They See Dead People
The cheeky charms of CBS’s surprise hit sitcom ‘Ghosts’
Ghosts is an odd choice for network TV, most especially CBS, the home of the aging Letters-Colon-Place franchises and Chuck Lorre laugh tracks. Based on the BBC show, Ghosts tells the story of Samantha (Rose McIver) and Jay (Utkarsh Abudkar), who ditch life in the big city for a totally haunted backwater mansion Samantha unexpectedly inherits from a distant relative. They’re uncertain whether to sell or convert their new place into a hip B&B, but the resident spirits are determined to keep their eternal afterlife homestead private. Their attempts to spook the interlopers away not only fail, but also accidentally kill Samantha for just a few minutes. When she wakes from her coma, she’s ready to head back to her old life, until she realizes she can see…Ghosts.
Each of the show’s titular spirits lived (and died) in a varying time period, and though the world has moved forward, their worldviews have not. There’s a fierce Viking, sarcastic Native American, snooty robber baroness, saucy jazz singer, dorky Girl Scout leader, dippy hippy, and a Wall Street bro, all destined to be dead together forever. Aside from the indignity of being eternally earthbound, each spirit must forever remain in their death-day attire, even if they weren’t wearing pants when they passed. (It happens.)

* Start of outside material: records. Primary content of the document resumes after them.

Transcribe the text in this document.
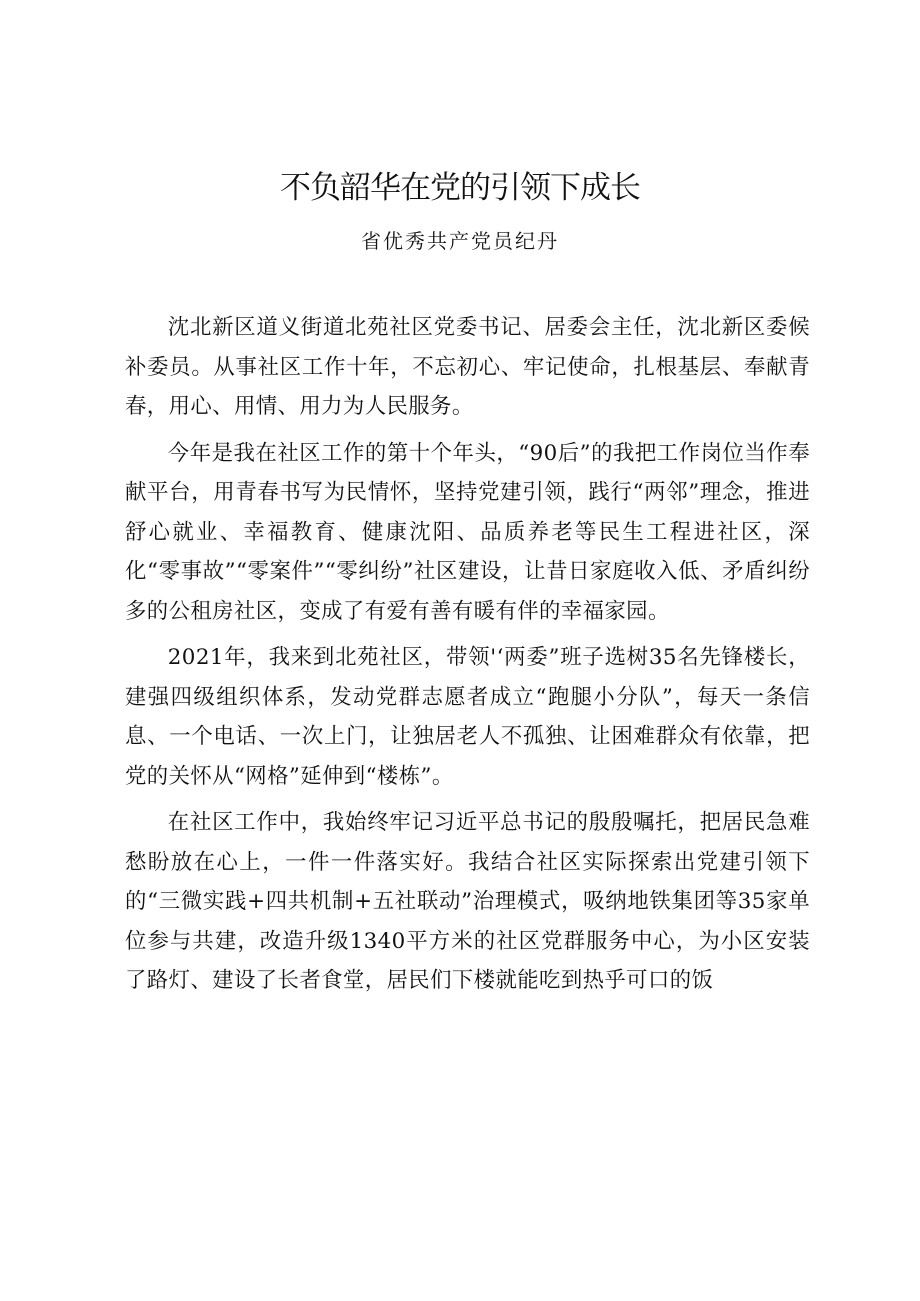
不负韶华在党的引领下成长
省优秀共产党员纪丹

沈北新区道义街道北苑社区党委书记、居委会主任，沈北新区委候补委员。从事社区工作十年，不忘初心、牢记使命，扎根基层、奉献青春，用心、用情、用力为人民服务。

今年是我在社区工作的第十个年头，“90后”的我把工作岗位当作奉献平台，用青春书写为民情怀，坚持党建引领，践行“两邻”理念，推进舒心就业、幸福教育、健康沈阳、品质养老等民生工程进社区，深化“零事故”“零案件”“零纠纷”社区建设，让昔日家庭收入低、矛盾纠纷多的公租房社区，变成了有爱有善有暖有伴的幸福家园。

2021年，我来到北苑社区，带领'‘两委”班子选树35名先锋楼长，建强四级组织体系，发动党群志愿者成立“跑腿小分队”，每天一条信息、一个电话、一次上门，让独居老人不孤独、让困难群众有依靠，把党的关怀从“网格”延伸到“楼栋”。

在社区工作中，我始终牢记习近平总书记的殷殷嘱托，把居民急难愁盼放在心上，一件一件落实好。我结合社区实际探索出党建引领下的“三微实践+四共机制+五社联动”治理模式，吸纳地铁集团等35家单位参与共建，改造升级1340平方米的社区党群服务中心，为小区安装了路灯、建设了长者食堂，居民们下楼就能吃到热乎可口的饭
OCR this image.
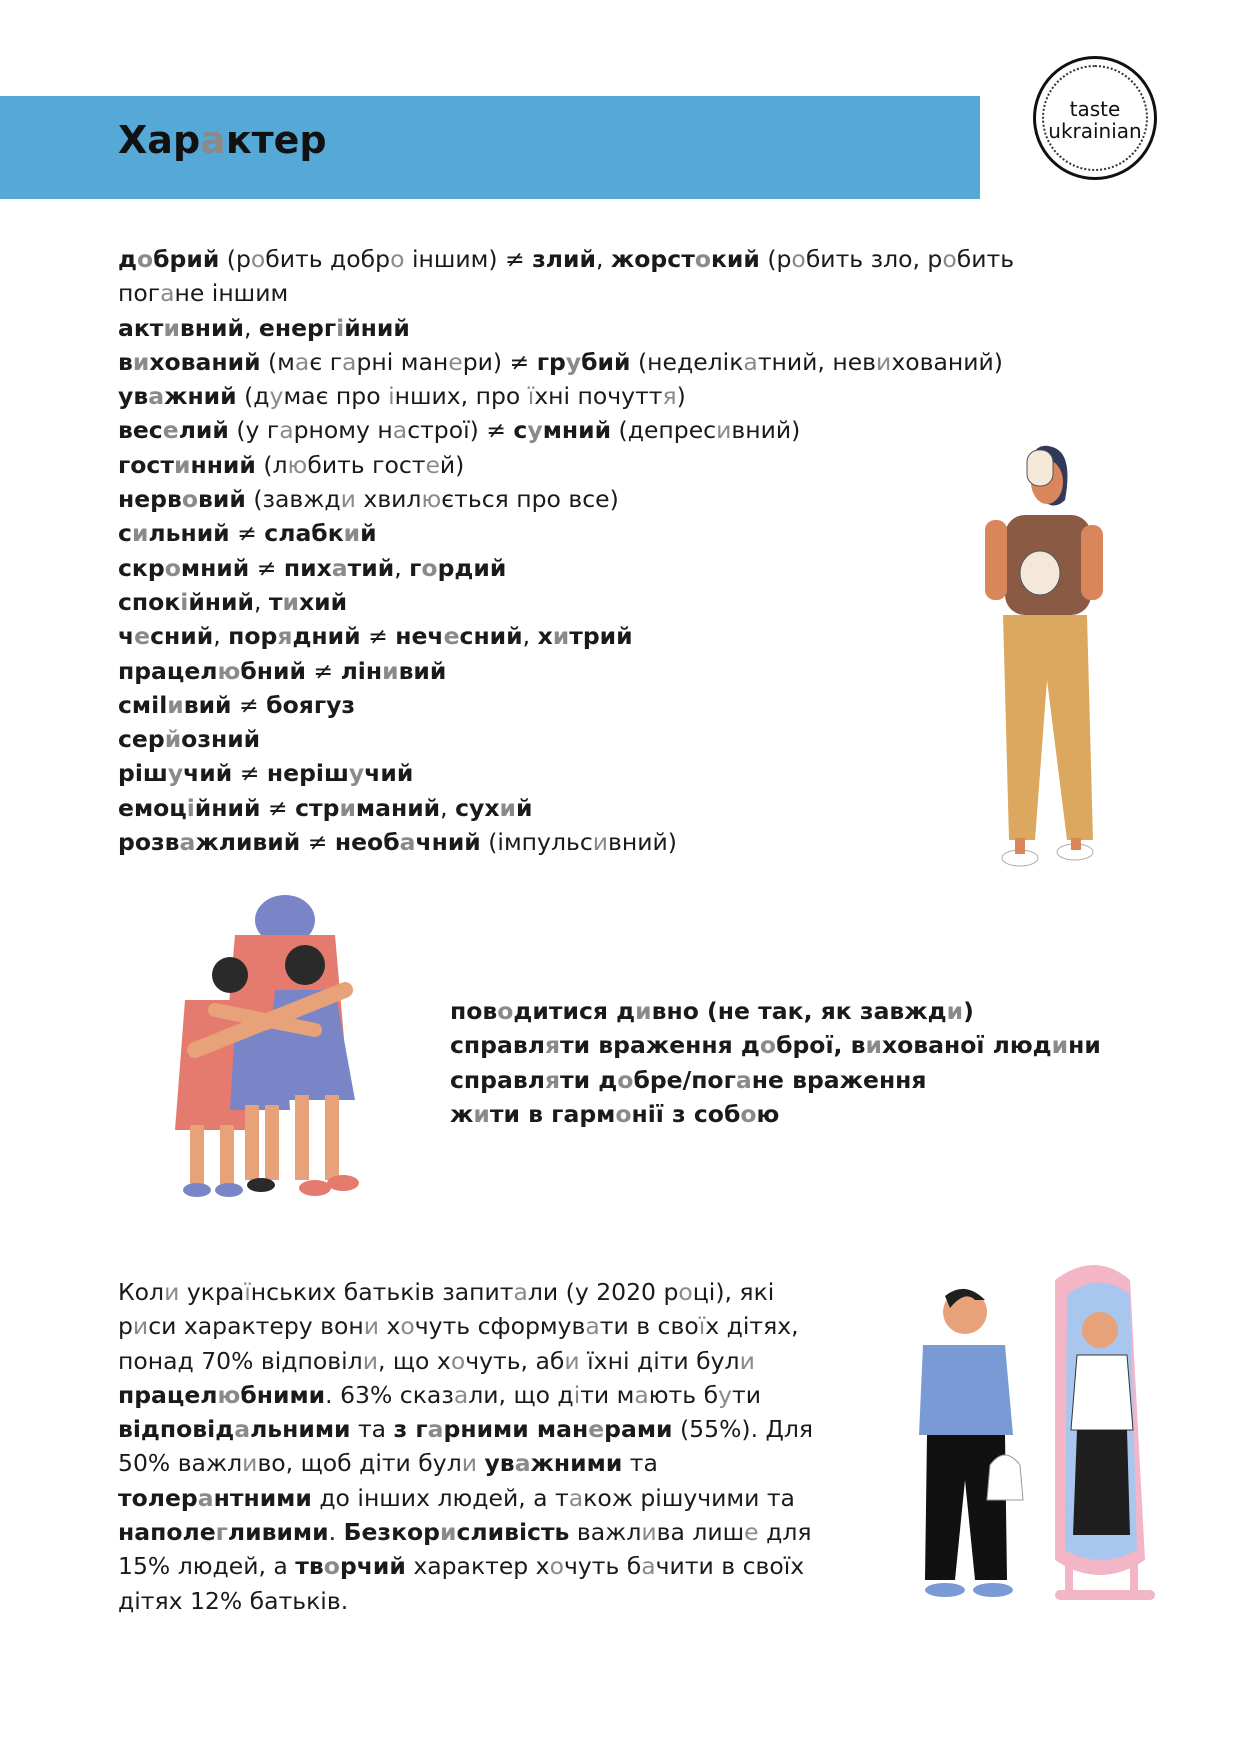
Характер
taste
ukrainian
добрий (робить добро іншим) ≠ злий, жорстокий (робить зло, робить погане іншим
активний, енергійний
вихований (має гарні манери) ≠ грубий (неделікатний, невихований)
уважний (думає про інших, про їхні почуття)
веселий (у гарному настрої) ≠ сумний (депресивний)
гостинний (любить гостей)
нервовий (завжди хвилюється про все)
сильний ≠ слабкий
скромний ≠ пихатий, гордий
спокійний, тихий
чесний, порядний ≠ нечесний, хитрий
працелюбний ≠ лінивий
смilивий ≠ боягуз
серйозний
рішучий ≠ нерiшучий
емоційний ≠ стриманий, сухий
розважливий ≠ необачний (імпульсивний)
поводитися дивно (не так, як завжди)
справляти враження доброї, вихованої людини
справляти добре/погане враження
жити в гармонії з собою
Коли українських батьків запитали (у 2020 році), які риси характеру вони хочуть сформувати в своїх дітях, понад 70% відповіли, що хочуть, аби їхні діти були працелюбними. 63% сказали, що діти мають бути відповідальними та з гарними манерами (55%). Для 50% важливо, щоб діти були уважними та толерантними до інших людей, а також рішучими та наполегливими. Безкорисливість важлива лише для 15% людей, а творчий характер хочуть бачити в своїх дітях 12% батьків.
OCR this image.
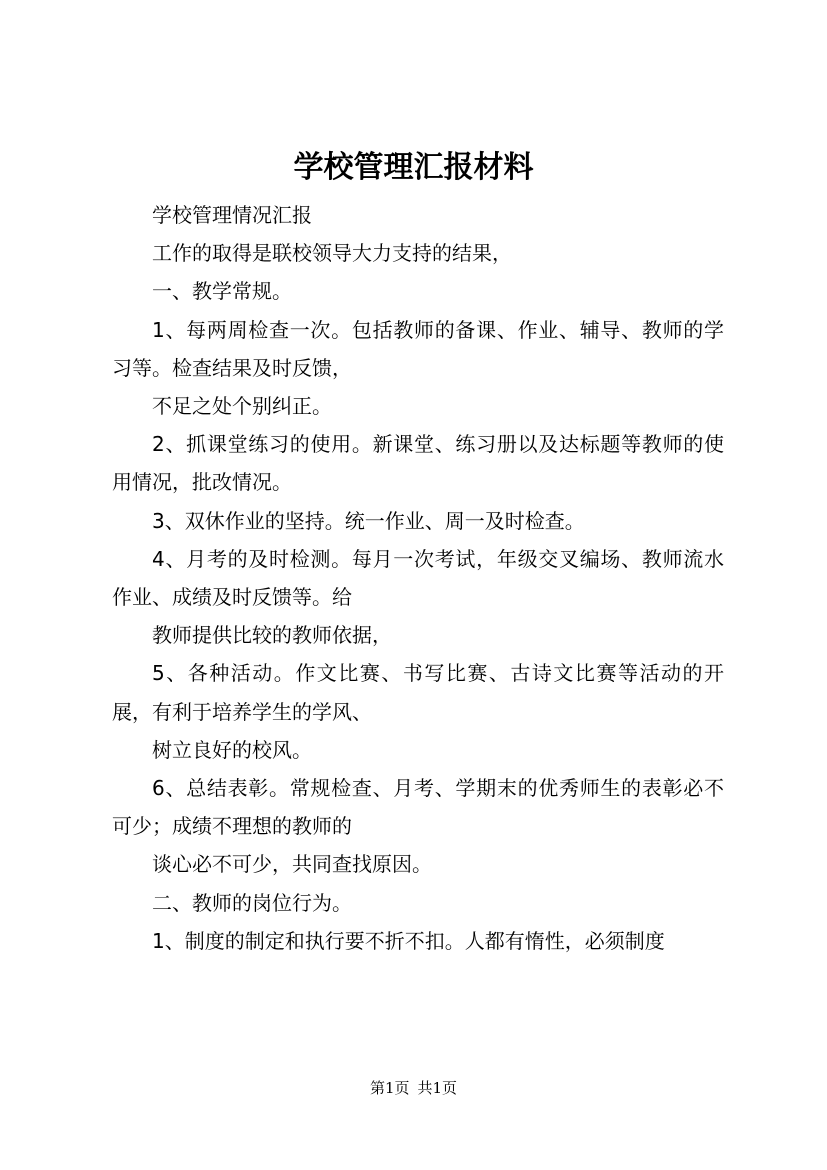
学校管理汇报材料

学校管理情况汇报

工作的取得是联校领导大力支持的结果，

一、教学常规。

1、每两周检查一次。包括教师的备课、作业、辅导、教师的学习等。检查结果及时反馈，

不足之处个别纠正。

2、抓课堂练习的使用。新课堂、练习册以及达标题等教师的使用情况，批改情况。

3、双休作业的坚持。统一作业、周一及时检查。

4、月考的及时检测。每月一次考试，年级交叉编场、教师流水作业、成绩及时反馈等。给

教师提供比较的教师依据，

5、各种活动。作文比赛、书写比赛、古诗文比赛等活动的开展，有利于培养学生的学风、

树立良好的校风。

6、总结表彰。常规检查、月考、学期末的优秀师生的表彰必不可少；成绩不理想的教师的

谈心必不可少，共同查找原因。

二、教师的岗位行为。

1、制度的制定和执行要不折不扣。人都有惰性，必须制度

第1页 共1页
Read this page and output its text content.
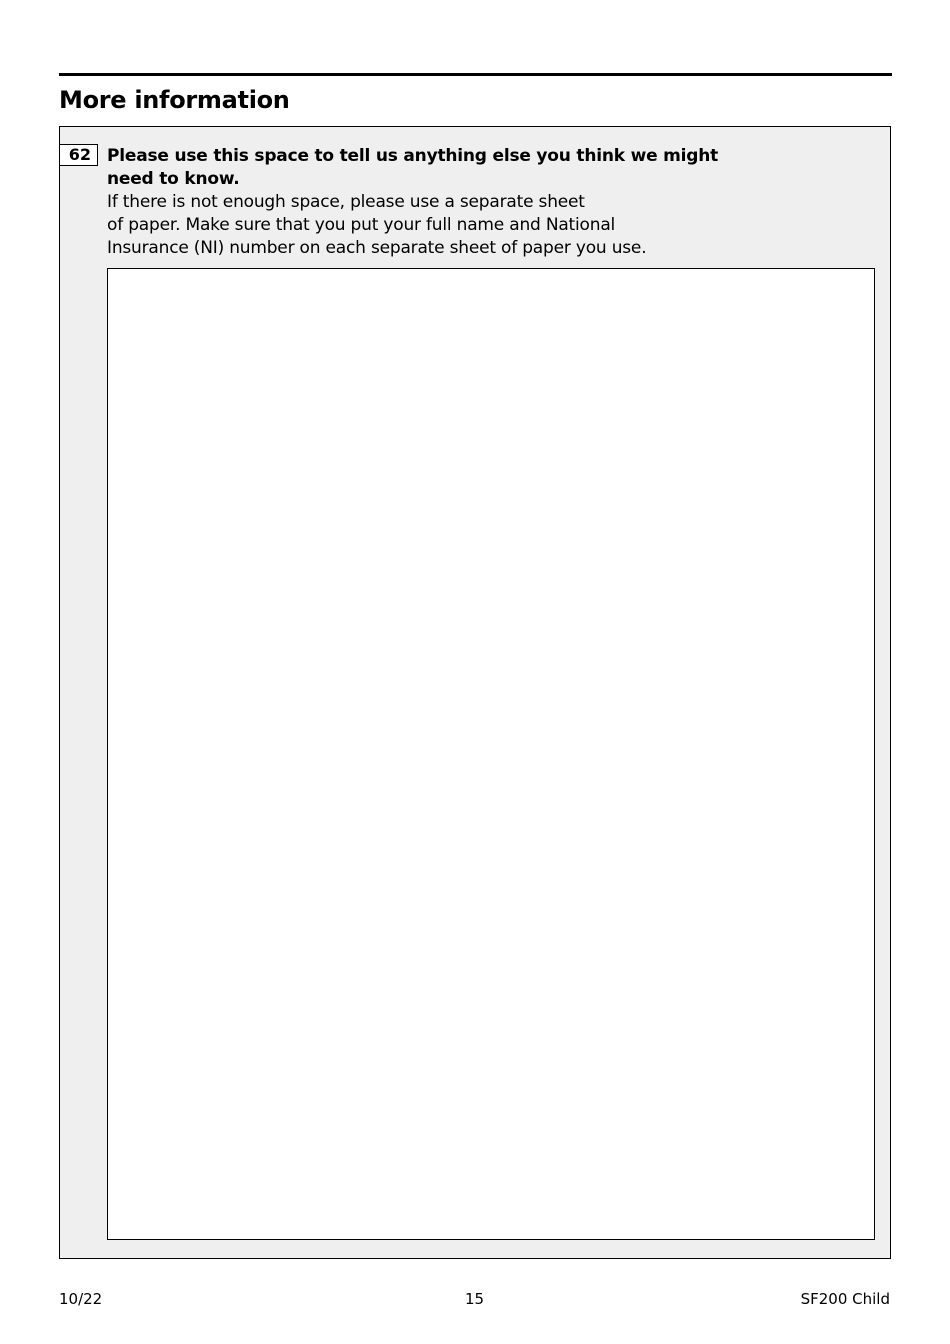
More information
62 Please use this space to tell us anything else you think we might
need to know.
If there is not enough space, please use a separate sheet
of paper. Make sure that you put your full name and National
Insurance (NI) number on each separate sheet of paper you use.
10/22	15	SF200 Child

Ghosts feels like a spiritual soul-sister to the early days of the Fox Network, when wacky shows like Herman’s Head were the standard because there was absolutely nothing for the fledgling station to lose…basically where every network is now. Even the gimmick of Ghosts harkens back to Herman’s Head, at each ghost’s dominant personality trait exists to provide fresh insights and growth for Samantha as she tackles issues in her day-to-day life. Every episode ends with a subtle rumination on the week’s lesson, and determination to do better next time. It’s squishy feel-good comedy at its finest.
That’s not to say the show is cheesy or stupid. It is enjoyably packed with dense wit, warmth, and even a light sprinkle of emotion. The apparitions are tetchy at their worst, but ultimately, are a group of wildly different people who’ve learned to mostly overlook each other’s shortcomings because the alternative is literally an eternity of misery. Ghosts never shies away from cheekiness, and revels in flauting the line between innocence and innuendo.
The performances really make the show work. In particular, Critics Choice Television Award nom Brandon Scott Jones wholly steals the show as Captain Isaac Higgentoot, a Revolutionary War zero who arrived too late to sign the Declaration of Independence, died of dysentery, and holds an undying grudge against his rival Alexander Hamilton. He’s also super gay and has no idea at all.
As the clueless husband who can’t see what’s going on right under his nose, Abudkar gives sublime reaction face, and the swift juxtaposition of what he sees versus the world of the spectres is a fun experiment in contrast. McIver, who proved her versatility on iZombie, could handily run circles around this material, but the generic wifey material contains and restrains her. Gags and physical comedy enjoyably fill up the time, but it’s obvious these sharp leads could lift a lot more.
And that’s the biggest weakness of Ghosts. There’s potentially a whole house (and basement) full of diverse spirits to weave in and out of the world, allowing for near infinite storytelling possibilities, and everyone certainly seems eager to participate, but so far, no one else has been given quite enough development to fully come to life on their own. Many of the roles feel cast for a “type” instead of a person, and the ideas and their corresponding actors have yet to fully merge. It’s difficult to trust network television will allow them time to do it, but hopefully, it will happen. Overall, Ghosts is a deftly clever comedy that deserves to haunt the airwaves for many days to come.